Son günlerde sosyal medyamızda sıkça yer alan genç bayan Başbakanı SANNA MARİN ve bayan kabine üyeleri ile bizim insanımıza da bir hayli sempatik gelmeye başladı.
Finlandiya son yılllar da kendi mitoloji değerlerine bizi de ilgilendiren bir değer daha katmış bulunuyorlar.
"Bizler Fin ulusu olarak diğer Sibirya halkları gibi Saha/Tuva Türklerindeniz " diyorlar. Bu tesbit belki biz Anadolu Türkleri için fazla bir anlam ifade etmiyor olabilir.

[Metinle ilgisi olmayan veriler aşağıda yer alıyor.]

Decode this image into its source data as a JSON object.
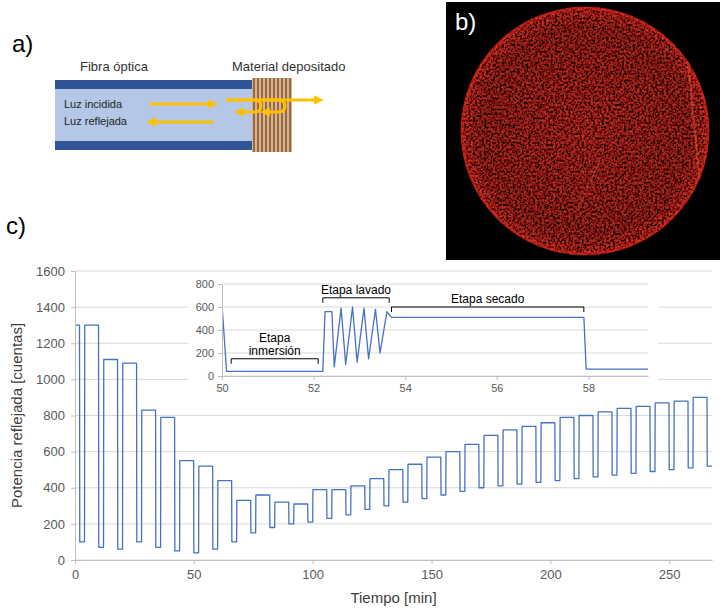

Lakin göbeklitepe ve Sümerler tarihi pek çok ulusunda mitolojik değerlerinin değişebileceğini gösteriyor.
Peki Finlandiya ülkesinin yakın tarihine bir göz atalım. Kuzey kutup'unda yer alan bu fin halkı geçit vermeyen ormanları ve derin bataklıkları olan bir coğrafi bölge. Zaman içersinde bazen İsveç bazen de Rusların gelipte dayandığı son nokta diyebiliriz. Uzun müddet koloni halinde yaşayan Fin halkı 1808.yılında Ruslar tarafın dan bir eyalet statüsüne kavuşturuluyor. Taki birinci dünya savaşının başladığı yıllara kadar da bu statü değişmiyor. Bu arada Rus ordusun da yetişen Finli komutan General Minnerheim savaş koşullarının Rus Çar'ını zayıflattığını gözlemlemiş olacak ki 1907.yılında kendi milli güçleri ile gerilla savaşı başlatıp çarın ordusunu yeniyor. 1907.yılı General Minnerheim'in Fin halkına ulus devleti kurma yılı oluyor. Fin halkı çok yoksul, Genaral ise çok zeki bir insan. Minnerheim ordu mensubu her askeri birer eğitimci olarak Fin coğrafyasının her bölgesine gönderip yeni ulusal değerleri adeta bir granit misali dimdik ayakta tutma projesi başlattı ve başardı. O çamur bataklıklar birer tarım arazisine dönüştü. O yoksul halktan bir ulus devlet yaratılmış oldu. Ve ülkenin adı BEYAZ ZAMBAKLAR Ülkesi oldu.
Finlandiya'nın hızla değişimi ise Edebiyatcı O. Gregory Petrov tarafından dünya edebiyatına "Beyaz Zambaklar ülkesi olarak bir roman niteliğinde aktarılmış durumda
Mustafa Kemal Fin tarihindeki bu hızlı değişimi iyi gözlemlemiş olacak ki kurtuluş savaşından yeni çıkmış Türk ulusuna cumhuriyetin ilk yıllarında başlatmış olduğu eğitim seferberliğinde Fin eğitim modelini uygulamıştır. Asker içersinde zeki olan çavuşlardan teskere sonrası köy öğretmeni projesi başlatmıştır. Aynı zamanda bu proje zamanla derinleşerek kurumsal nitelik kazanmıştır. Köy enstitüsü temelide Fin modeli olan asker kökenli eğitim kuşağına dayanmaktadır.
Şu an Fin halkı ekonomik ve demokratik bir istikrar ülkesi iken, bizim ülkemiz kriz ülkesi niteliğindedir. Bence ülke olarak heyaz zambak romanını yeniden okumalıyız. Eğitim Enstitüsü kurumunu yeniden kurmalıyız.